Churn - The end of ‘Conservative voters’, Labour voters’ and ‘Lib Dem voters’



YouGov have published some interesting research to show how volatile the electorate is becoming.

It follows that it is no longer really sensible to talk about ‘Labour voters’, ‘Conservative voters’ and ‘Liberal Democrat voters’ as this implies people who vote regularly for the same party.

There are fewer and fewer such people. YouGov estimate that barely half of voters will behave in the same way in 2015 as they did in 2010. Over a span of more than two elections, the churn will almost certainly be much greater.

They identify large numbers of people changing their voting intentions in seemingly unlikely directions, such as 500,000 from Lib Dem to Ukip, 500,000 from Conservative to Labour and 400,000 from other parties to the Lib Dems.

All elections have had cross-currents and they often more or less cancel each other out. Between the general elections of 1997 and 2001, when Labour was returned with a comfortable majority in both contests, only 67% of Labour voters remained loyal, compared to 66% of Conservative voters and only 54% of LibDem voters.

These cross-currents are getting stronger with a greater choice of parties, fewer people paying to be members of any one party, more overlaps in policy and looser social class divisions.

The long term trend has been for voters to move away from the three main parties.

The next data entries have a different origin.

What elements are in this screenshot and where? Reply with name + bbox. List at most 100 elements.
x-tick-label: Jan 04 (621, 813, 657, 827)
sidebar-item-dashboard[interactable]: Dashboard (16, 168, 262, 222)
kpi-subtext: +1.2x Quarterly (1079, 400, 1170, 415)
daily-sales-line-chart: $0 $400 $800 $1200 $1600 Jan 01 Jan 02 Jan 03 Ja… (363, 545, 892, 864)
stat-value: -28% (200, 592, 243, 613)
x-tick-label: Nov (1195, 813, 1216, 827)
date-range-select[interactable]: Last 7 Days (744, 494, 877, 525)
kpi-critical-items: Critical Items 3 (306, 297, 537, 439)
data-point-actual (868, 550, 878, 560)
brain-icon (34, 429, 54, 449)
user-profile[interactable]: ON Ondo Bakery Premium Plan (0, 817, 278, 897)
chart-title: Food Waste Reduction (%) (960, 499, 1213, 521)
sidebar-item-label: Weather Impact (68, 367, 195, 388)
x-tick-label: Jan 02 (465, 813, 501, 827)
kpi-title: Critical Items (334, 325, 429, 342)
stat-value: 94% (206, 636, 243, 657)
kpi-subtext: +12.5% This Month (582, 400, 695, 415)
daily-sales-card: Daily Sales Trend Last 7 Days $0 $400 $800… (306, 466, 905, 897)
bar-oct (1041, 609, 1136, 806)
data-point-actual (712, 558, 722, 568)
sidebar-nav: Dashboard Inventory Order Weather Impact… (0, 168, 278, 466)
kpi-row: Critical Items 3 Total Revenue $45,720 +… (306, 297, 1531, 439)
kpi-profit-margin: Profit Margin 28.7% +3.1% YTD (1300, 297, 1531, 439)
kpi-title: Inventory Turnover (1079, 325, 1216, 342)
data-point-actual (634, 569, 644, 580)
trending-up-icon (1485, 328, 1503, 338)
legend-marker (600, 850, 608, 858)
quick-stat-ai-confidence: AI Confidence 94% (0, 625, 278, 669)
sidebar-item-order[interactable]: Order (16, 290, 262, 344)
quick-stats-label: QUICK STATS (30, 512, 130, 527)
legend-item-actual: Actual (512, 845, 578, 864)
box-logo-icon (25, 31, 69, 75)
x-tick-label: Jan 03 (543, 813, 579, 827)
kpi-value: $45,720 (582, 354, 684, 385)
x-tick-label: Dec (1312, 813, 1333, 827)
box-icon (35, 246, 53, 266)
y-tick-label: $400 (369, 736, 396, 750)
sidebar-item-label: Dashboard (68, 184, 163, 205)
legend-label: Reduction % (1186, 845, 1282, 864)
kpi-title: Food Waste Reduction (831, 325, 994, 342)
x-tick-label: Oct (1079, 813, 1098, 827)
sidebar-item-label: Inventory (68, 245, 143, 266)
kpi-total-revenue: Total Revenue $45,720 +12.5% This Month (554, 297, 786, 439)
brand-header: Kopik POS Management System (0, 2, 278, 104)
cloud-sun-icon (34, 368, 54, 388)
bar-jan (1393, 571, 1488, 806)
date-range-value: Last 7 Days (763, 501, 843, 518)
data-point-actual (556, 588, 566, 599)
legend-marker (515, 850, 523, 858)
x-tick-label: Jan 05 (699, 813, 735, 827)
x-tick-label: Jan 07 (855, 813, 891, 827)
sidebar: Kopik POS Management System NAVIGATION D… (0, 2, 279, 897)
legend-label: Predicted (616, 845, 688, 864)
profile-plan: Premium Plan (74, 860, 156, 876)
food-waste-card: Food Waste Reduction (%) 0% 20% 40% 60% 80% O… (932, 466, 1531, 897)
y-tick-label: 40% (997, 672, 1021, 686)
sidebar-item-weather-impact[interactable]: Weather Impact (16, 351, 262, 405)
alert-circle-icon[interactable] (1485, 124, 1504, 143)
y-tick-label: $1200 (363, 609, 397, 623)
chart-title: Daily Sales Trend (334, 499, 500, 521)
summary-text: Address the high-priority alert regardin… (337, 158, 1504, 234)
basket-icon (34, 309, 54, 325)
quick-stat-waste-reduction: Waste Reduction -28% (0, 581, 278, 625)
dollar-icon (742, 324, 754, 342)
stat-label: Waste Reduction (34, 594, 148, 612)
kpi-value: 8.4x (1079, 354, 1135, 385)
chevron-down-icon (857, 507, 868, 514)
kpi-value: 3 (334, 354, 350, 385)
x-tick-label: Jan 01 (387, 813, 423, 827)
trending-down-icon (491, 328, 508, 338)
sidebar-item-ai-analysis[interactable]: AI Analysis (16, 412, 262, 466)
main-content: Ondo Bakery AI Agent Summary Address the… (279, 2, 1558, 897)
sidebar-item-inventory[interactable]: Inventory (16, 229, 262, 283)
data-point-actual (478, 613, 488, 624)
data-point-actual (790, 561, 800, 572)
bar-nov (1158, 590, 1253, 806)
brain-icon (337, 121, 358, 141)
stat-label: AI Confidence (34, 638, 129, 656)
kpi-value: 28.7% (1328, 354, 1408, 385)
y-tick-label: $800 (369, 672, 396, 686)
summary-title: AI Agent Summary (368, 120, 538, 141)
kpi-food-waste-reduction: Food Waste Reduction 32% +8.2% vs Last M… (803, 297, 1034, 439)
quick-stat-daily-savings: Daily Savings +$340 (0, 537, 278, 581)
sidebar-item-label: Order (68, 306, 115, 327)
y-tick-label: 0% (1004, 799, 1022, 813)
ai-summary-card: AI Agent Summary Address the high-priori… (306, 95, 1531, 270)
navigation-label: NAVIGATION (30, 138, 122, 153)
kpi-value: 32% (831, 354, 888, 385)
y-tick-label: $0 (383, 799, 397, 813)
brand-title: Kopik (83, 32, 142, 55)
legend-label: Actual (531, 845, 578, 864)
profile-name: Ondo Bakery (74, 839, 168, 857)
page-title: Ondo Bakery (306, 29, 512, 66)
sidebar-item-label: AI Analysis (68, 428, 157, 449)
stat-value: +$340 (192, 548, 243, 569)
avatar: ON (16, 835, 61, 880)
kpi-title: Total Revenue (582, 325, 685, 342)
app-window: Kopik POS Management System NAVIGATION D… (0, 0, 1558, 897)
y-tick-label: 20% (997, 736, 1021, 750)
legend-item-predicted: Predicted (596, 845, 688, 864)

In 1951 99.3% voted for the three parties combined. By 1979 this had fallen to 94.6% and in 2010 it was only 88.1%. On YouGov’s evidence, this trend seems likely to continue, and even accelerate.

With the first past the post system, you can spread a lot of votes away from the major parties before they start losing many seats. The overall result in terms of seats could still look very similar for a few more elections, but if the trend continues the major parties could find themselves dragged into deep water by these dangerous cross-currents.

The labels of ‘Conservative voters’, Labour voters’ and ‘Lib Dem voters’ could come to look very quaint.